Last reviewed: June 2018
English poet, novelist, and short-story writer.
August 2, 1867
Lee, England (now in London, England)
February 23, 1900
London, England
Ernest Christopher Dowson, the best remembered of the minor poets of the 1890s, came from a not undistinguished family. His great-uncle Alfred Domett, a poet, had been prime minister of New Zealand; his father, who was interested in literature, was financially able to live on the French Riviera for his poor health. Dowson thus spent a great part of his youth in France and knew the French language well, a fact that had an effect on his poetry. He attended Queen’s College, Oxford, but left in 1887 without taking a degree. It was during his university years, in all probability, that he was converted to Roman Catholicism. Ernest Dowson.
After leaving Oxford, Dowson settled in London, where he joined the young poets who founded the “Rhymers’ Club” (another poet who became a member was William Butler Yeats). According to those who knew him, Dowson drank heavily and was happiest in the slums of London and Paris. His last years were passed mostly in France. Having returned to London, miserably poor, ill, and living in squalor, he was found by a friend, who took him to a bricklayer’s cottage at Catford, a part of London. Dowson died a few weeks later.

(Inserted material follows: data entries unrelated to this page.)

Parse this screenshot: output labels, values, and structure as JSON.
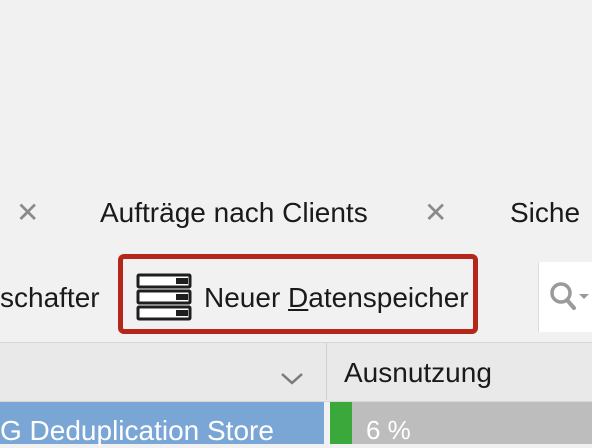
{
  "tabs": [
    {
      "label": "",
      "close": "✕"
    },
    {
      "label": "Aufträge nach Clients",
      "close": "✕"
    },
    {
      "label": "Siche"
    }
  ],
  "toolbar": {
    "properties_label": "schafter",
    "new_datastore_pre": "Neuer ",
    "new_datastore_mnemonic": "D",
    "new_datastore_post": "atenspeicher",
    "search_icon": "search-icon"
  },
  "table": {
    "columns": [
      "",
      "Ausnutzung"
    ],
    "rows": [
      {
        "name": "G Deduplication Store",
        "usage": "6 %",
        "usage_fraction": 0.06
      }
    ]
  },
  "colors": {
    "highlight": "#b5271b",
    "selection": "#7aa6d6",
    "usage_bar": "#3aa83a"
  }
}
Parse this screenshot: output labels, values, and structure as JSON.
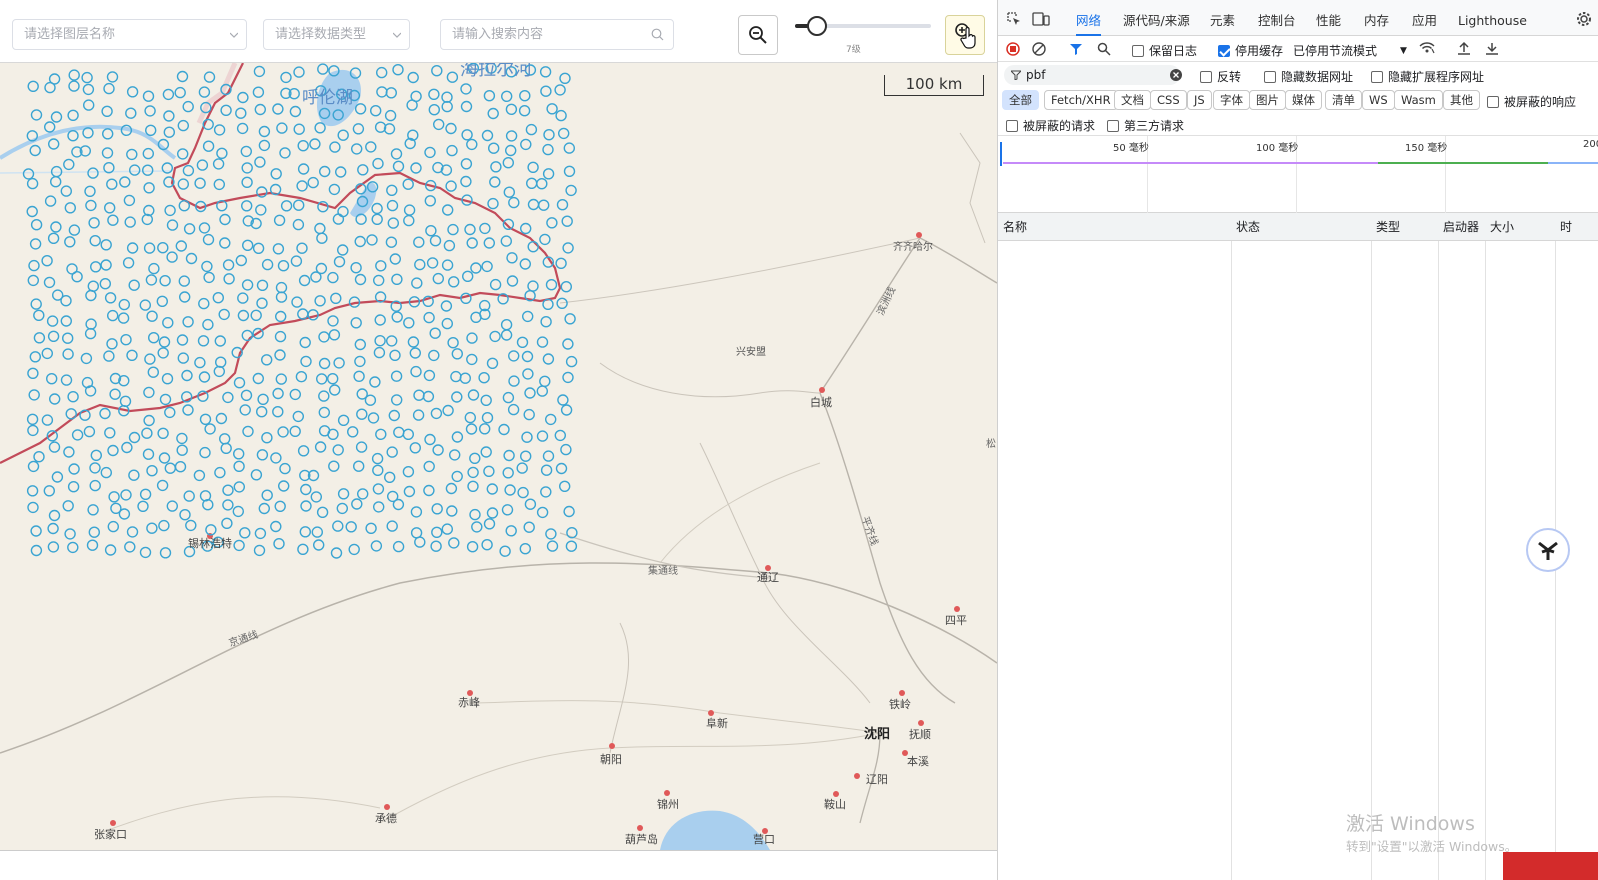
{
  "toolbar": {
    "layer_select_placeholder": "请选择图层名称",
    "data_type_placeholder": "请选择数据类型",
    "search_placeholder": "请输入搜索内容",
    "zoom_level_label": "7级",
    "zoom_slider_value": 0.16
  },
  "map": {
    "scale_label": "100 km",
    "labels": {
      "hailar": "海拉尔河",
      "hulun_lake": "呼伦湖",
      "qiqihar": "齐齐哈尔",
      "xinganmeng": "兴安盟",
      "baicheng": "白城",
      "tongliao": "通辽",
      "siping": "四平",
      "chifeng": "赤峰",
      "fuxin": "阜新",
      "chaoyang": "朝阳",
      "shenyang": "沈阳",
      "tieling": "铁岭",
      "fushun": "抚顺",
      "benxi": "本溪",
      "liaoyang": "辽阳",
      "anshan": "鞍山",
      "jinzhou": "锦州",
      "huludao": "葫芦岛",
      "yingkou": "营口",
      "chengde": "承德",
      "zhangjiakou": "张家口",
      "xilinhot": "锡林浩特",
      "jitong_line": "集通线",
      "jingtong_line": "京通线",
      "pingqi_line": "平齐线",
      "binzhou_line": "滨洲线",
      "other": "松"
    },
    "colors": {
      "marker": "#3aa4d2",
      "border": "#c24b5a",
      "water": "#a9cfee",
      "land": "#f3efe6"
    }
  },
  "devtools": {
    "tabs": [
      "网络",
      "源代码/来源",
      "元素",
      "控制台",
      "性能",
      "内存",
      "应用",
      "Lighthouse"
    ],
    "active_tab": "网络",
    "preserve_log": "保留日志",
    "disable_cache": "停用缓存",
    "throttle": "已停用节流模式",
    "filter_value": "pbf",
    "invert": "反转",
    "hide_data_urls": "隐藏数据网址",
    "hide_ext_urls": "隐藏扩展程序网址",
    "chips": [
      "全部",
      "Fetch/XHR",
      "文档",
      "CSS",
      "JS",
      "字体",
      "图片",
      "媒体",
      "清单",
      "WS",
      "Wasm",
      "其他"
    ],
    "blocked_response": "被屏蔽的响应",
    "blocked_requests": "被屏蔽的请求",
    "third_party": "第三方请求",
    "timeline_ticks": [
      "50 毫秒",
      "100 毫秒",
      "150 毫秒",
      "200"
    ],
    "columns": [
      "名称",
      "状态",
      "类型",
      "启动器",
      "大小",
      "时"
    ]
  },
  "watermark": {
    "line1": "激活 Windows",
    "line2": "转到\"设置\"以激活 Windows。"
  }
}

Like many poets of the period, Dowson was influenced by the French poetry of the Symbolist and “decadent” schools. His knowledge of French made this poetry easily accessible to him. Particularly important was the influence of Paul Verlaine’s Fêtes galantes (Gallant parties, 1869). The poetic stylistics of Verlaine fascinated Dowson, and Dowson’s brief verse play, The Pierrot of the Minute (1897), reads like an expansion of one of the French poems. Very like Verlaine also are the melancholy and the resignation that pervade Dowson’s work. All is an autumnal twilight; nothing is worth striving for.

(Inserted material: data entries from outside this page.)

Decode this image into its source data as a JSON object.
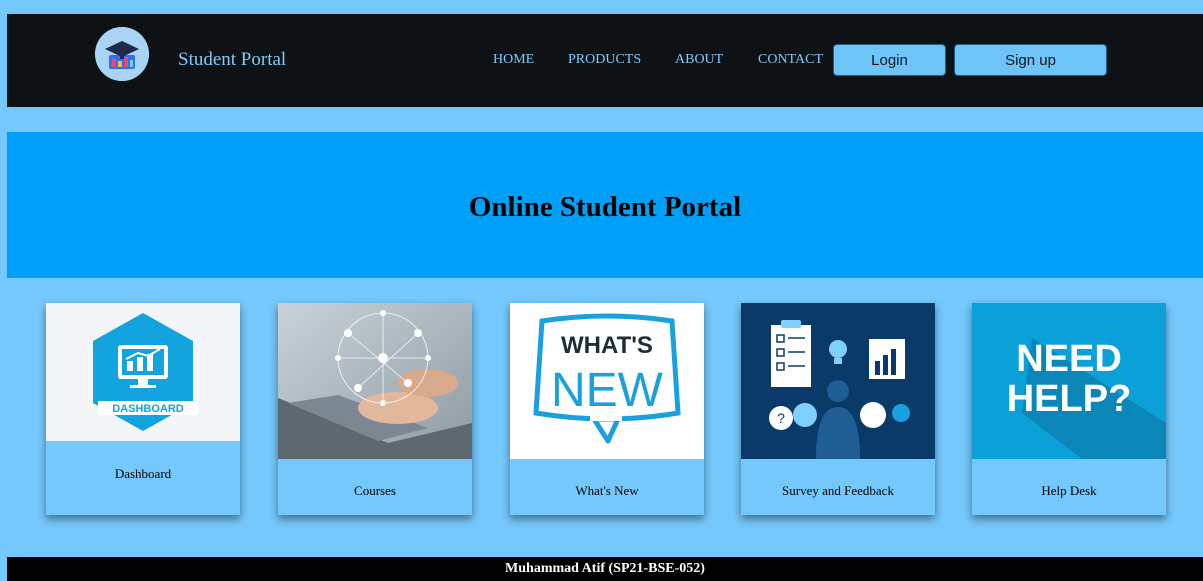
{
  "header": {
    "brand": "Student Portal",
    "nav": [
      "HOME",
      "PRODUCTS",
      "ABOUT",
      "CONTACT"
    ],
    "login_label": "Login",
    "signup_label": "Sign up"
  },
  "hero": {
    "title": "Online Student Portal"
  },
  "cards": [
    {
      "label": "Dashboard",
      "image_text": "DASHBOARD",
      "icon": "dashboard-icon"
    },
    {
      "label": "Courses",
      "icon": "laptop-network-image"
    },
    {
      "label": "What's New",
      "image_text_1": "WHAT'S",
      "image_text_2": "NEW",
      "icon": "whats-new-image"
    },
    {
      "label": "Survey and Feedback",
      "icon": "survey-feedback-image"
    },
    {
      "label": "Help Desk",
      "image_text_1": "NEED",
      "image_text_2": "HELP?",
      "icon": "help-image"
    }
  ],
  "footer": {
    "text": "Muhammad Atif (SP21-BSE-052)"
  },
  "colors": {
    "page_bg": "#75c8fc",
    "navbar_bg": "#0f1214",
    "hero_bg": "#00a0f8",
    "accent_text": "#7ecbff",
    "button_bg": "#6ec3f7",
    "footer_bg": "#000000"
  }
}
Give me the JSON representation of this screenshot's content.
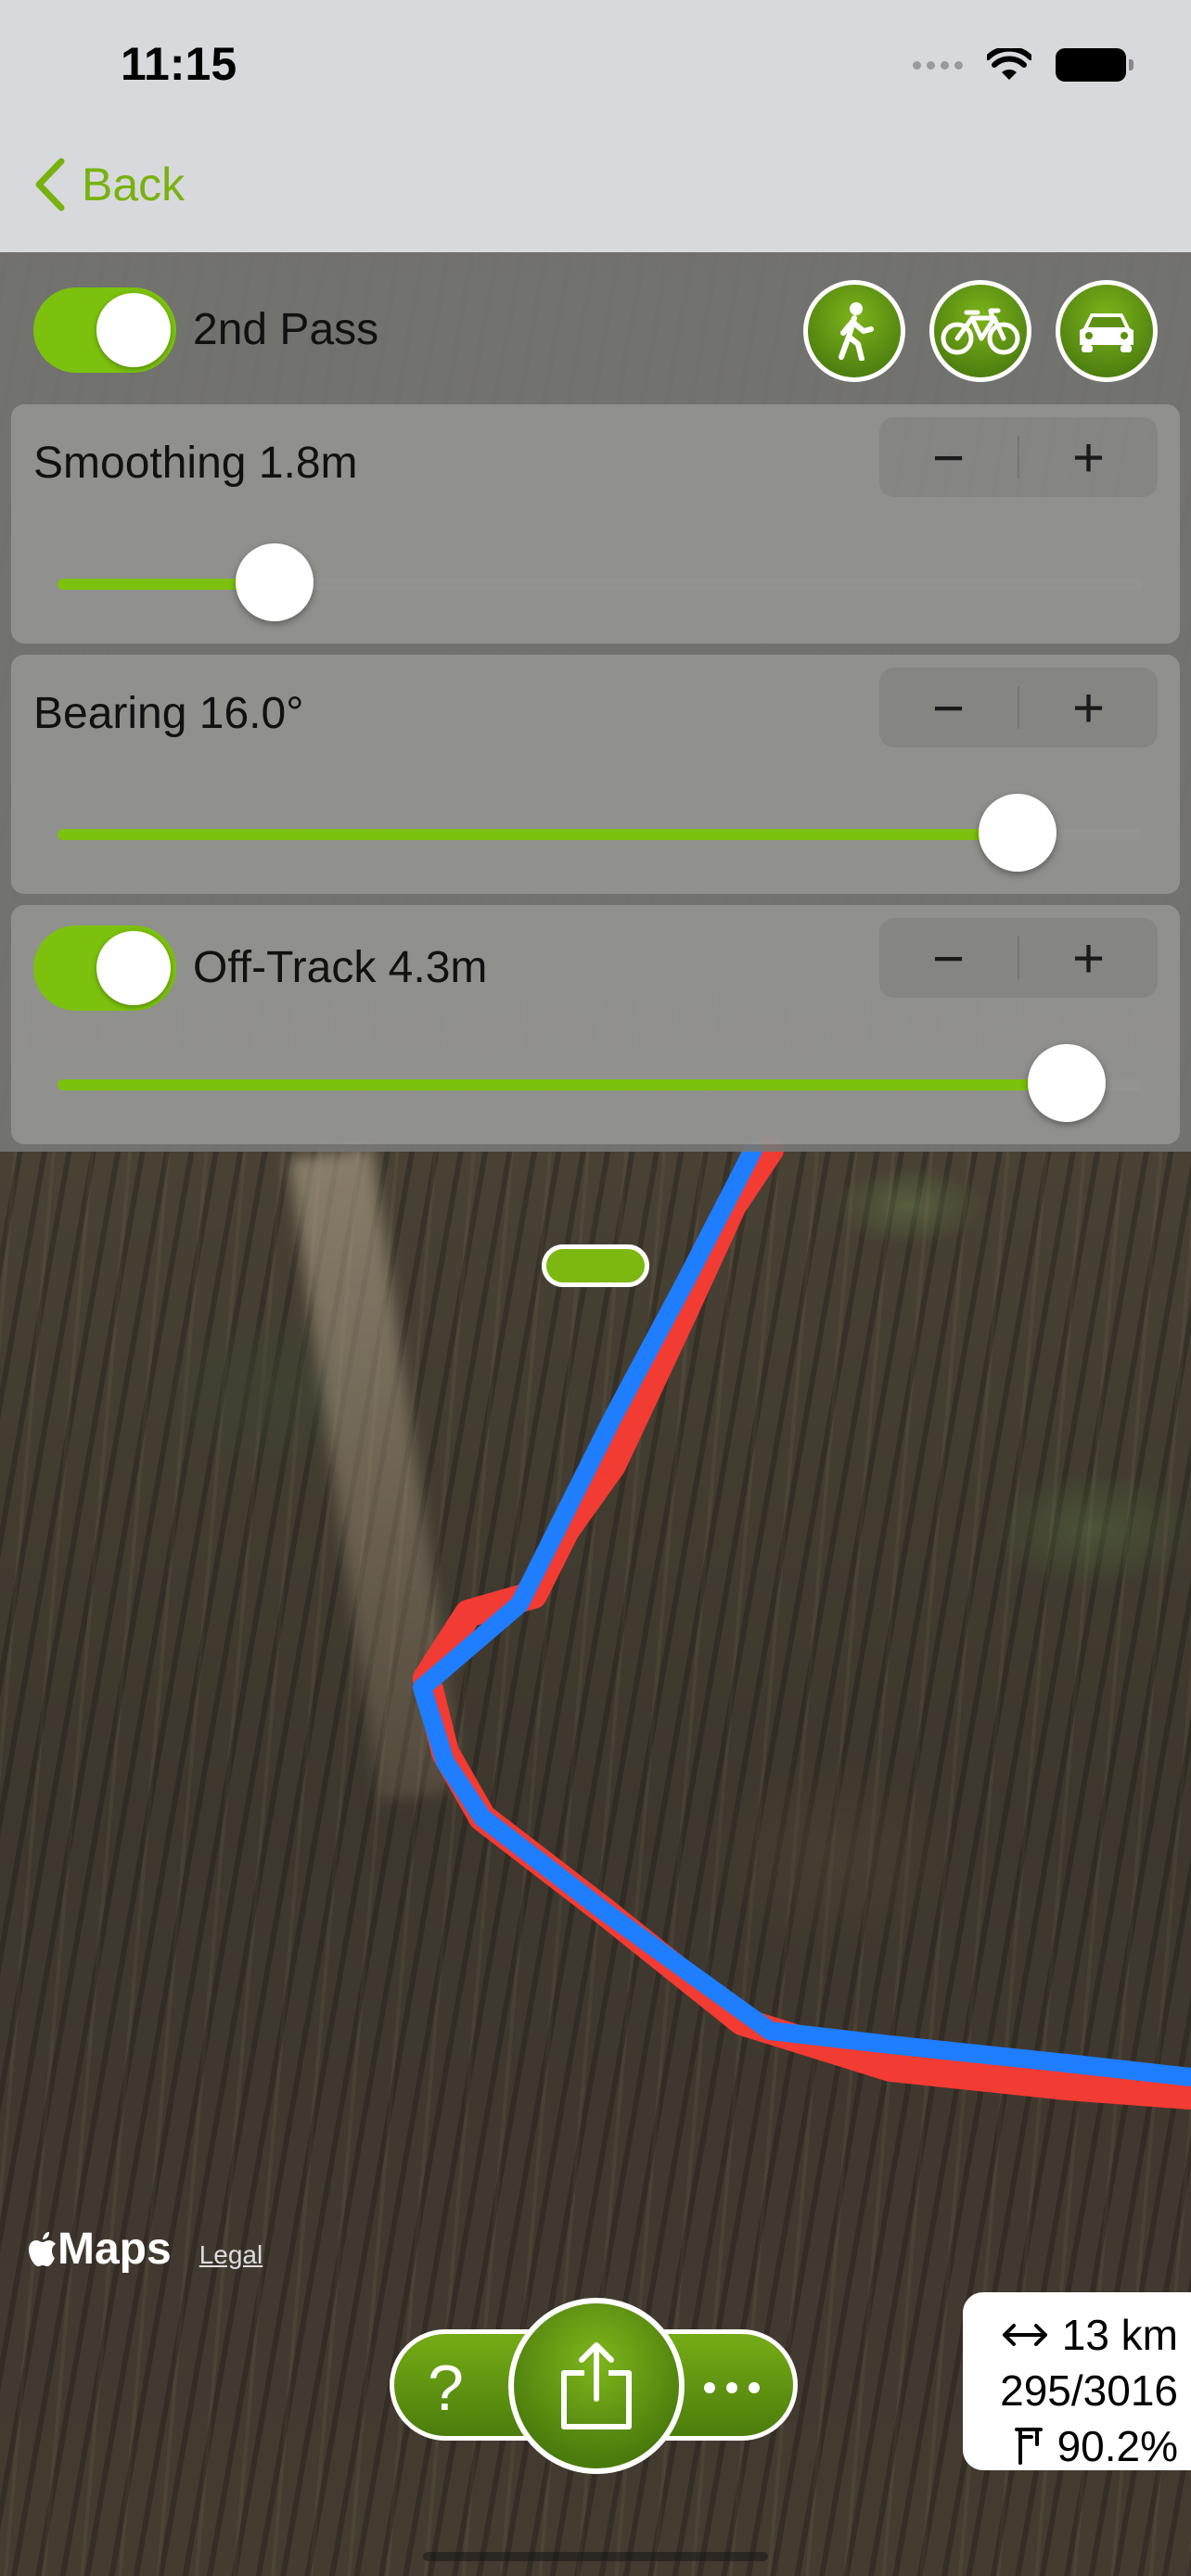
{
  "status_bar": {
    "time": "11:15"
  },
  "nav": {
    "back_label": "Back"
  },
  "colors": {
    "accent": "#7cc10d",
    "raw_track": "#f23b33",
    "matched_track": "#1f7dff"
  },
  "header": {
    "second_pass_label": "2nd Pass",
    "second_pass_on": true,
    "modes": [
      {
        "name": "walk",
        "icon": "walking-person-icon"
      },
      {
        "name": "bike",
        "icon": "bicycle-icon"
      },
      {
        "name": "car",
        "icon": "car-icon"
      }
    ]
  },
  "controls": {
    "smoothing": {
      "label": "Smoothing 1.8m",
      "minus": "−",
      "plus": "+",
      "value_fraction": 0.2
    },
    "bearing": {
      "label": "Bearing 16.0°",
      "minus": "−",
      "plus": "+",
      "value_fraction": 0.885
    },
    "off_track": {
      "label": "Off-Track 4.3m",
      "enabled": true,
      "minus": "−",
      "plus": "+",
      "value_fraction": 0.93
    }
  },
  "map": {
    "attribution": "Maps",
    "legal": "Legal"
  },
  "actions": {
    "help": "?"
  },
  "stats": {
    "distance": "13 km",
    "points": "295/3016",
    "ratio": "90.2%"
  }
}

Dowson showed great skill in handling the French poetic forms then much in vogue, and his translations of Verlaine are admirable. He wrote at least one poem that has continued to appeal to readers, “Non sum qualis eram bonae sub regno Cynarae” (more commonly referred to as “Cynara”), the title of which was taken from Roman poet Horace. In spite of vast changes in taste since the early twentieth century, this poem still finds a place in anthologies. With its gentle, haunting music, its refrain—“I have been faithful to thee, Cynara! in my fashion”—and its mood of weariness and satiety, it is a perfect poem of the 1890s.